What We've WrittenReading04 June 2026
The Joy of Corporate Conferences
In Episode 3, we talked through our love/hate relationship with the corporate conference. More hate than love to be honest. Here's the list of the Top 10 conference 'things' that used to wind us up . . .
- Corporate Bollocks Including Motivational Intro music
- I mean, how many times can you listen to someone coming out on stage to ‘M’ People with 'What Have you done today to make you feel proud' blaring out?
- Grown adults wearing T Shirts with their names on the back even though we already know who they are
- Shit slogans -like ‘good to great’
- Networking (or not) over coffee or shite lunches
- Usually with people you don’t like and who don’t like you
- Food so bad you'd rather go out and get something else
- The 'Same shite, different room' disappointment
- Getting excited about the new strategy you've come to hear about and then quickly finding out that it's not a new strategy it’s just the same old one presented differently
- Knowing that the senior exec presenting it and saying how much better than the competition we are, that they’ll soon be working for the competition
- Walking away at the end of the day thinking 'if this is the best we’ve got then we’re in trouble!'
- Painful Panel Discussions
- Important people sitting on stools on a stage asking you to ask them questions -clearly just an ego opportunity for them. If I wanted to ask you a question then I would have done so over shite coffee
- Because nobody really wants to ask a bloody question, everyone then feels pressure to engage and ask questions. And then the questions are really pointless
- But, there's always some clever bastard with a clever question - and they're usually called Michael
- Getting up at 4am and driving to some god-forsaken place in the North
- Being told that you're paid enough to drive at a ridiculous time of the morning regardless of any health and safety implications - since when did how much you earn have anything to do whether you might fall asleep and die on the M6?
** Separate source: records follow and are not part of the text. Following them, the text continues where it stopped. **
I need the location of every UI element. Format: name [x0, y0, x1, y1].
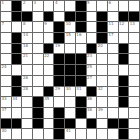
grid-cell[interactable] [33, 44, 43, 54]
grid-cell[interactable] [65, 1, 75, 11]
grid-cell[interactable] [129, 65, 139, 75]
grid-cell[interactable] [33, 87, 43, 97]
grid-cell[interactable]: 15 [65, 33, 75, 43]
grid-cell[interactable] [12, 22, 22, 32]
grid-cell[interactable]: 40 [1, 129, 11, 139]
grid-cell[interactable] [108, 129, 118, 139]
clue-number: 12 [119, 22, 124, 26]
clue-number: 34 [12, 97, 17, 101]
grid-cell[interactable] [44, 129, 54, 139]
clue-number: 17 [108, 33, 113, 37]
clue-number: 35 [44, 97, 49, 101]
grid-cell[interactable]: 4 [54, 1, 64, 11]
grid-cell[interactable] [119, 65, 129, 75]
grid-cell[interactable] [108, 44, 118, 54]
grid-cell[interactable] [129, 76, 139, 86]
blocked-cell [12, 44, 22, 54]
blocked-cell [65, 65, 75, 75]
grid-cell[interactable] [108, 87, 118, 97]
blocked-cell [54, 33, 64, 43]
grid-cell[interactable]: 17 [108, 33, 118, 43]
blocked-cell [33, 97, 43, 107]
grid-cell[interactable]: 20 [97, 44, 107, 54]
blocked-cell [76, 22, 86, 32]
grid-cell[interactable] [119, 1, 129, 11]
blocked-cell [12, 54, 22, 64]
grid-cell[interactable] [33, 54, 43, 64]
grid-cell[interactable] [65, 108, 75, 118]
grid-cell[interactable] [129, 108, 139, 118]
grid-cell[interactable]: 14 [22, 33, 32, 43]
grid-cell[interactable] [12, 129, 22, 139]
clue-number: 5 [87, 1, 90, 5]
grid-cell[interactable]: 30 [65, 87, 75, 97]
grid-cell[interactable] [129, 119, 139, 129]
clue-number: 31 [76, 87, 81, 91]
blocked-cell [76, 76, 86, 86]
grid-cell[interactable] [1, 12, 11, 22]
blocked-cell [76, 1, 86, 11]
grid-cell[interactable] [108, 108, 118, 118]
blocked-cell [12, 87, 22, 97]
blocked-cell [97, 22, 107, 32]
grid-cell[interactable] [44, 119, 54, 129]
blocked-cell [87, 87, 97, 97]
blocked-cell [119, 97, 129, 107]
blocked-cell [65, 119, 75, 129]
crossword-grid: 1234567891011121314151617181920212223242… [0, 0, 140, 140]
grid-cell[interactable]: 34 [12, 97, 22, 107]
grid-cell[interactable] [97, 1, 107, 11]
grid-cell[interactable] [97, 54, 107, 64]
grid-cell[interactable] [1, 54, 11, 64]
grid-cell[interactable] [97, 97, 107, 107]
grid-cell[interactable]: 36 [87, 97, 97, 107]
clue-number: 18 [23, 44, 28, 48]
grid-cell[interactable] [97, 119, 107, 129]
grid-cell[interactable]: 23 [87, 54, 97, 64]
grid-cell[interactable] [108, 54, 118, 64]
grid-cell[interactable]: 25 [87, 65, 97, 75]
blocked-cell [65, 76, 75, 86]
clue-number: 1 [2, 1, 5, 5]
blocked-cell [12, 33, 22, 43]
blocked-cell [76, 65, 86, 75]
blocked-cell [44, 12, 54, 22]
blocked-cell [1, 119, 11, 129]
grid-cell[interactable] [97, 65, 107, 75]
blocked-cell [44, 87, 54, 97]
grid-cell[interactable]: 29 [54, 87, 64, 97]
grid-cell[interactable]: 10 [65, 22, 75, 32]
clue-number: 9 [44, 22, 47, 26]
blocked-cell [12, 76, 22, 86]
clue-number: 10 [66, 22, 71, 26]
blocked-cell [119, 87, 129, 97]
grid-cell[interactable]: 6 [108, 1, 118, 11]
grid-cell[interactable]: 37 [1, 108, 11, 118]
blocked-cell [54, 129, 64, 139]
clue-number: 11 [108, 22, 113, 26]
grid-cell[interactable] [129, 97, 139, 107]
grid-cell[interactable] [108, 76, 118, 86]
grid-cell[interactable]: 16 [76, 33, 86, 43]
blocked-cell [119, 12, 129, 22]
clue-number: 6 [108, 1, 111, 5]
grid-cell[interactable] [87, 12, 97, 22]
grid-cell[interactable] [54, 97, 64, 107]
grid-cell[interactable] [12, 108, 22, 118]
grid-cell[interactable]: 41 [65, 129, 75, 139]
grid-cell[interactable]: 5 [87, 1, 97, 11]
grid-cell[interactable] [129, 129, 139, 139]
grid-cell[interactable]: 11 [108, 22, 118, 32]
blocked-cell [33, 119, 43, 129]
grid-cell[interactable] [129, 1, 139, 11]
grid-cell[interactable] [108, 65, 118, 75]
blocked-cell [54, 54, 64, 64]
clue-number: 32 [98, 87, 103, 91]
clue-number: 24 [2, 65, 7, 69]
grid-cell[interactable] [119, 33, 129, 43]
clue-number: 8 [23, 22, 26, 26]
clue-number: 7 [2, 22, 5, 26]
blocked-cell [54, 22, 64, 32]
grid-cell[interactable] [33, 22, 43, 32]
grid-cell[interactable]: 1 [1, 1, 11, 11]
blocked-cell [12, 1, 22, 11]
clue-number: 21 [23, 54, 28, 58]
clue-number: 25 [87, 65, 92, 69]
clue-number: 19 [55, 44, 60, 48]
grid-cell[interactable] [44, 65, 54, 75]
grid-cell[interactable] [44, 33, 54, 43]
grid-cell[interactable] [1, 87, 11, 97]
clue-number: 28 [23, 87, 28, 91]
blocked-cell [87, 119, 97, 129]
grid-cell[interactable] [87, 22, 97, 32]
blocked-cell [54, 65, 64, 75]
clue-number: 37 [2, 108, 7, 112]
blocked-cell [12, 119, 22, 129]
clue-number: 23 [87, 54, 92, 58]
blocked-cell [108, 119, 118, 129]
grid-cell[interactable] [22, 65, 32, 75]
grid-cell[interactable] [65, 97, 75, 107]
blocked-cell [54, 119, 64, 129]
blocked-cell [119, 54, 129, 64]
clue-number: 14 [23, 33, 28, 37]
grid-cell[interactable] [22, 129, 32, 139]
grid-cell[interactable]: 2 [22, 1, 32, 11]
grid-cell[interactable]: 35 [44, 97, 54, 107]
clue-number: 27 [87, 76, 92, 80]
blocked-cell [119, 129, 129, 139]
grid-cell[interactable]: 3 [33, 1, 43, 11]
grid-cell[interactable]: 28 [22, 87, 32, 97]
grid-cell[interactable] [33, 33, 43, 43]
grid-cell[interactable] [1, 76, 11, 86]
grid-cell[interactable]: 32 [97, 87, 107, 97]
clue-number: 22 [44, 54, 49, 58]
grid-cell[interactable] [22, 97, 32, 107]
grid-cell[interactable] [33, 65, 43, 75]
clue-number: 20 [98, 44, 103, 48]
blocked-cell [87, 44, 97, 54]
clue-number: 41 [66, 129, 71, 133]
clue-number: 39 [98, 108, 103, 112]
grid-cell[interactable]: 12 [119, 22, 129, 32]
grid-cell[interactable]: 22 [44, 54, 54, 64]
blocked-cell [76, 12, 86, 22]
clue-number: 29 [55, 87, 60, 91]
clue-number: 40 [2, 129, 7, 133]
clue-number: 16 [76, 33, 81, 37]
clue-number: 36 [87, 97, 92, 101]
blocked-cell [54, 76, 64, 86]
clue-number: 3 [34, 1, 37, 5]
blocked-cell [119, 76, 129, 86]
blocked-cell [76, 97, 86, 107]
grid-cell[interactable] [33, 76, 43, 86]
clue-number: 4 [55, 1, 58, 5]
grid-cell[interactable] [44, 108, 54, 118]
clue-number: 2 [23, 1, 26, 5]
blocked-cell [44, 44, 54, 54]
grid-cell[interactable] [87, 129, 97, 139]
grid-cell[interactable] [65, 44, 75, 54]
grid-cell[interactable]: 9 [44, 22, 54, 32]
grid-cell[interactable] [76, 129, 86, 139]
grid-cell[interactable]: 8 [22, 22, 32, 32]
grid-cell[interactable] [22, 119, 32, 129]
blocked-cell [129, 12, 139, 22]
grid-cell[interactable]: 7 [1, 22, 11, 32]
clue-number: 38 [87, 108, 92, 112]
blocked-cell [76, 108, 86, 118]
grid-cell[interactable] [87, 33, 97, 43]
grid-cell[interactable] [108, 12, 118, 22]
clue-number: 33 [2, 97, 7, 101]
grid-cell[interactable] [129, 54, 139, 64]
grid-cell[interactable] [119, 108, 129, 118]
clue-number: 26 [23, 76, 28, 80]
grid-cell[interactable] [108, 97, 118, 107]
grid-cell[interactable]: 13 [129, 22, 139, 32]
blocked-cell [54, 108, 64, 118]
grid-cell[interactable] [1, 33, 11, 43]
blocked-cell [97, 33, 107, 43]
grid-cell[interactable]: 18 [22, 44, 32, 54]
blocked-cell [65, 54, 75, 64]
clue-number: 30 [66, 87, 71, 91]
grid-cell[interactable] [33, 12, 43, 22]
grid-cell[interactable]: 26 [22, 76, 32, 86]
grid-cell[interactable] [97, 76, 107, 86]
grid-cell[interactable] [22, 108, 32, 118]
clue-number: 15 [66, 33, 71, 37]
grid-cell[interactable]: 31 [76, 87, 86, 97]
grid-cell[interactable]: 27 [87, 76, 97, 86]
blocked-cell [119, 119, 129, 129]
blocked-cell [22, 12, 32, 22]
grid-cell[interactable]: 24 [1, 65, 11, 75]
grid-cell[interactable] [76, 44, 86, 54]
grid-cell[interactable] [129, 44, 139, 54]
blocked-cell [97, 12, 107, 22]
grid-cell[interactable] [129, 87, 139, 97]
blocked-cell [33, 108, 43, 118]
blocked-cell [119, 44, 129, 54]
clue-number: 13 [130, 22, 135, 26]
grid-cell[interactable]: 39 [97, 108, 107, 118]
blocked-cell [76, 54, 86, 64]
grid-cell[interactable] [12, 65, 22, 75]
grid-cell[interactable]: 33 [1, 97, 11, 107]
grid-cell[interactable] [1, 44, 11, 54]
grid-cell[interactable] [44, 76, 54, 86]
grid-cell[interactable]: 19 [54, 44, 64, 54]
grid-cell[interactable] [129, 33, 139, 43]
grid-cell[interactable]: 21 [22, 54, 32, 64]
grid-cell[interactable]: 38 [87, 108, 97, 118]
grid-cell[interactable] [54, 12, 64, 22]
blocked-cell [12, 12, 22, 22]
grid-cell[interactable] [76, 119, 86, 129]
grid-cell[interactable] [33, 129, 43, 139]
blocked-cell [65, 12, 75, 22]
grid-cell[interactable] [44, 1, 54, 11]
grid-cell[interactable] [97, 129, 107, 139]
- Getting to wherever you've been sent and falling asleep before the first coffee break because you've already been up for 10 hours
- The night before arrival
- Having to travel (again to a god-forsaken place) on a Sunday so that you can get an early start on the Monday morning, like it's some kind of boot camp
- Regardless of the early start, it's compulsory to get smashed with your work mates and stay in the bar until 3am
- Waking up at 7am and just wanting to die
- Driving home afterwards
- Still pissed from the night before
- Stopping at every other motorway service station for a piss (after not stopping at the previous one, instead 'pushing on' and then wishing that you hadn't
- Getting home at about 10pm after a 300-mile round trip and nearly falling asleep 3 times at the wheel
- Embarrassing Ice Breakers
- 'We’re going to start with a fun ice-breaker' announces the conference host. Oh fuck, here we go.
- Having to do some embarrassing thing with a complete stranger in the name of 'fun' and getting to know your colleagues. In truth, I don't really want to get to know my colleagues and this isn't fun, it's bollocks
- Annoyingly wonderful Motivational Speakers
- Listening to speakers, often ex-military or sporting heroes, extraordinary human beings with breathtakingly compelling stories to tell - truly inspiring
- But when you're already lacking confidence in your own ability, being reminded how pathetic your life’s been compared to an SAS bloke who single-handedly freed 200 prisoners of war from a high-security Iraqi jail or a young para-Olympian who managed to do the 100 meters in under 11 seconds despite having previously had both of her legs amputated, can make you feel a bit unworthy
- Consequently, going home struggling to translate their brilliance into the dangerous and demanding world of clearing banking and reflecting on what a loser you are in comparison.
- Pointless Table Discussions
- Being forced to have pointless table discussions with a bunch of similarly bored people
- Avoiding being the one from your group forced to ‘playback to the group’ the shit you had been talking about, which usually wasn't about the question you'd been asked and unsurprisingly was the same shit as every one of the other 56 tables.
- Having a twat with a roving microphone forcing you to comment. Even worse, there might be a 'dice microphone' which people throw at you. 'I'd rather let it hit me on the head than catch it and have to say something"
We loved some conferences, but most really were painful. They must have been shite or else fewer people would have booked the day off on holiday!